Wednesday, October 05, 2005

Close to Home

I watched the first episode of the new CBS series Close to Home. It was sick. First, a mom and 2 kids are rescued from a burning house, and it appears that the mom was trying to kill herself and the kids. Then a woman DA is chosen to prosecute the mom, so she can explain to the jury that mothers should not kill their kids (and only a woman and mother can do that, I guess). But the DA drops the charges when she discovers that the mom might have been psychologically coerced by her husband (the dad). The DA gets a restraining order against the dad to bust up the family and prevent him from seeing his wife or kids.
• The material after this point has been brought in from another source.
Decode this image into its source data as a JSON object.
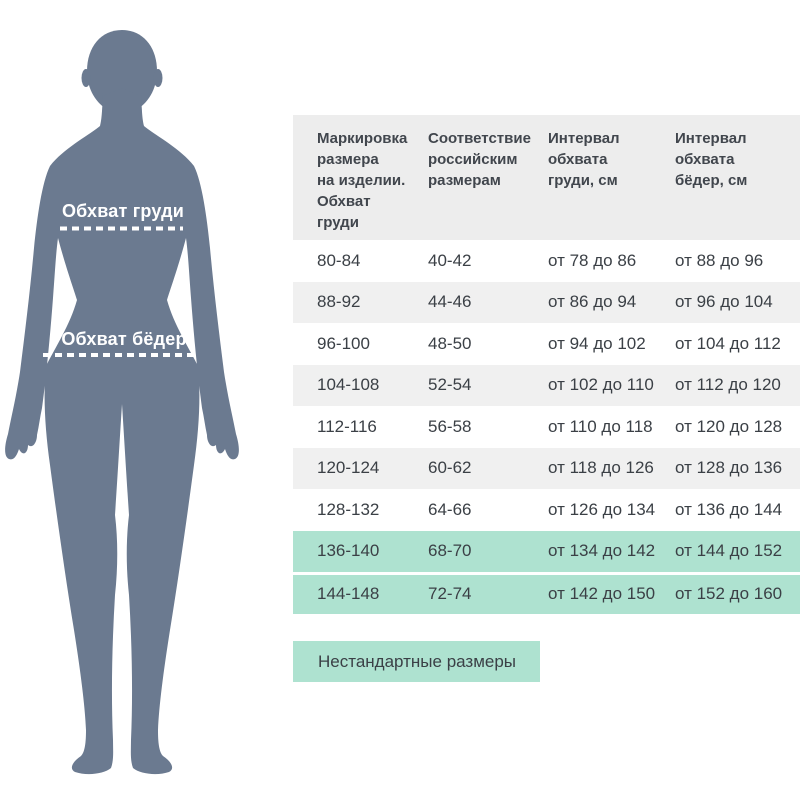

The mom is allowed to keep custody of their kids, even tho the DA is convinced that the mom tried to murder the kids. The DA sticks with the mom even after she lies under oath at a deposition. When the husband reconciles with the wife, the DA has him arrested, even tho no one complained. In the end, the DA goes to bed gloating about sending the dad to prison for 25 years.

The dad does turn out to be a creep, and the viewer is supposed to think that the DA is a big hero. I think that the message of the show is really insidious. It tries to say that the family next door in the suburbs might really be murderous crazies, and no matter what evil things the wife does, it will all be the husband's fault somehow. Women are too stupid to act in their own interests, and police should go busting up marriages where the wife appears to submit to a husband who is too domineering.

For another account of the episode, see this.

This is the type of thinking that drives VAWA. It just expired, but Congress is expected to renew it.

I have never even heard of people like the characters in the TV show. They seem as if they might be the intended beneficiaries of VAWA, but such people just don't exist.

Update: The US Senate just approved VAWA on a voice vote. The House has already passed, and after conference committee resolves the differences, Bush will sign it.